C.H.:  Yes, deeply. Here in Switzerland or in Europe we don’t realise that we have everything: like an excellent social and health system. It’s not the case in Africa where most people have to rely on their work and their children. But these people who have nothing, who fight to survive, have a great zest for life.

swissinfo.ch:  And in the third part of the book…

C.H.:  After I wrote The White Masai, readers kept asking me when I was going to write about my daughter’s first time in Kenya. It took years, the reading of letters exchanged with her father’s family and my stories for Napirai to get over her shyness and fears and to prepare her for her first trip to Africa. The decisive factor was a very touching letter from James, my ex-husband’s younger brother, who wanted to meet his niece in Barsaloi.
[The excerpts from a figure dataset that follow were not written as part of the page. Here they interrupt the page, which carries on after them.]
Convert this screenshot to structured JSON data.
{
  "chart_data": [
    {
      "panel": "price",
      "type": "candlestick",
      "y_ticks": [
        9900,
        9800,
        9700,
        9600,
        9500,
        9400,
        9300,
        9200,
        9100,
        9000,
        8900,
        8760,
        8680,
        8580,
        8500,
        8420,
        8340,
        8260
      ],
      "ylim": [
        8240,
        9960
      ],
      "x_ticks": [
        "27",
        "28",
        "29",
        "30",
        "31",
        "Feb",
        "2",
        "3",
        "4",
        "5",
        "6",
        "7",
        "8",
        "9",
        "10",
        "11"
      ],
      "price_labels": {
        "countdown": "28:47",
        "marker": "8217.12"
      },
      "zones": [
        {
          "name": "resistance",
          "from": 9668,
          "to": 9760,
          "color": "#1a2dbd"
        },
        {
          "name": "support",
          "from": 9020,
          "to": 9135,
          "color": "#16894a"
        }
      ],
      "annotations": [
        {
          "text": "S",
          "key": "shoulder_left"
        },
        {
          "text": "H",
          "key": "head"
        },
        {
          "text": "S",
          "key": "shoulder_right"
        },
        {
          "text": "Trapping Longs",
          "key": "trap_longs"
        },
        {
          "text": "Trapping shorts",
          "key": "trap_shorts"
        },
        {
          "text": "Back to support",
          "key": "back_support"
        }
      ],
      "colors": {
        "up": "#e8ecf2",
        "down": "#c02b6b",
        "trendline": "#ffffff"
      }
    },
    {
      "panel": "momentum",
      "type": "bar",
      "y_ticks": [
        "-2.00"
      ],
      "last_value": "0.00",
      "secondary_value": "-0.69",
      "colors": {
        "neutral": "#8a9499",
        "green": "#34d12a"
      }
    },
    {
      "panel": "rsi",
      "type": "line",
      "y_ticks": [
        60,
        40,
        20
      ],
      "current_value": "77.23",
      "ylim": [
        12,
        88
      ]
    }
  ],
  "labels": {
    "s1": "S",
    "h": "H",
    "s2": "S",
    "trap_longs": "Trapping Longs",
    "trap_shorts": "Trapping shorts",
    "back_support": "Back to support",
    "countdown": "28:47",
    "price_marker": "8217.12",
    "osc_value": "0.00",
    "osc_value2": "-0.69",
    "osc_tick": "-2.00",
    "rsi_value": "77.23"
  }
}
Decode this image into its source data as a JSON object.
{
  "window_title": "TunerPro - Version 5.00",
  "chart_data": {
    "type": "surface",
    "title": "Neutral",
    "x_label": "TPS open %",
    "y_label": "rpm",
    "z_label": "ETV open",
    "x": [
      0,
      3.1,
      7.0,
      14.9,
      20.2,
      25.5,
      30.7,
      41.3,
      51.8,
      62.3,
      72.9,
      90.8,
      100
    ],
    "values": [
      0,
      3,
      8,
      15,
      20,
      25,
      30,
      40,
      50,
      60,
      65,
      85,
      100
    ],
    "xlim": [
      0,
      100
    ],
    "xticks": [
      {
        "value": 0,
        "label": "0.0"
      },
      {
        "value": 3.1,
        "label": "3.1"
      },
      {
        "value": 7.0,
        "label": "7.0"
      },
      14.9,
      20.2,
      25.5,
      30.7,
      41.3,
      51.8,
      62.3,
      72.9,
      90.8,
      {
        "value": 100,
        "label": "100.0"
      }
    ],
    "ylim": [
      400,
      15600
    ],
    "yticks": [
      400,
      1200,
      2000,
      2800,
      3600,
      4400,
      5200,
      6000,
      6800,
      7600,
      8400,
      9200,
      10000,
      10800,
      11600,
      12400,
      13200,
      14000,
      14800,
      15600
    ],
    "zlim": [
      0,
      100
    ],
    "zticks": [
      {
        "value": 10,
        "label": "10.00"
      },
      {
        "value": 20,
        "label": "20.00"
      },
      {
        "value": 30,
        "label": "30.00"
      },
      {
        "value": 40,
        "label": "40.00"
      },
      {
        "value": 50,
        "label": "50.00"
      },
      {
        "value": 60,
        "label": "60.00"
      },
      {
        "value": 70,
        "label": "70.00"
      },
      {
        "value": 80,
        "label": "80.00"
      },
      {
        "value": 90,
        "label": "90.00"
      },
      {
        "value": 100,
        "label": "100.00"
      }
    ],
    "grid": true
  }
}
We left in August 2010 and the experience in the land of her birth overwhelmed Napirai. The first meeting with her father at Maralal was moving and the subsequent trip to Barsaloi allowed her to get closer to the real Africa. Her embrace with her grandmother was an indescribable moment of great emotion.

My daughter also met her four stepsisters and one stepbrother from her father’s second marriage, uncles and aunties and cousins. The ties to them and Kenya have become stronger and indissoluble. Now I can really say that Africa is my passion.

Hofmann was born on June 4, 1960 in Frauenfeld to a German father and French mother.

She studied in canton Glarus and later opened a shop selling second-hand wedding dresses in Biel in canton Bern.

Her life changed when in 1986 she took a holiday in Kenya with her fiancé. In a hotel in Mombasa she met and fell in love with a handsome Masai warrior named Lketinga, who was going traditional dances for tourists.

She broke up with her fiancé, sold the shop and left for Kenya and married Lketinga in 1988. Napirai was born in 1989 but already the marriage was suffering from Lketinga’s jealousy, which was boosted by his drinking and addiction to qat, and Hofmann’s health problems from living in harsh conditions.

In 1990 Hofmann fled to Switzerland on the premise of introducing Napirai to her family.

She later filed for divorce.

Hofmann worked in insurance and still sent money to her ex-husband and family.

In 1998 the white Masai was published to great success. It was translated into 17 languages. In 2004 it was made into a film.

Other books followed after reader pressure: Back from Africa in 2002 about her life in Switzerland and Reunion in Barsolai, 2005, about Hofmann’s return to Kenya 14 years after leaving.  Africa, my passion , was published in German on May 25.

It was the topselling book in German-speaking Switzerland by June 22.

The following books are available in English (translated from German):

The White Masai

Back from Africa

Reunion in Barsolai (all Arcadia Books Ltd)

Africa, my passion  is under preparation in English, according to Hofmann’s website.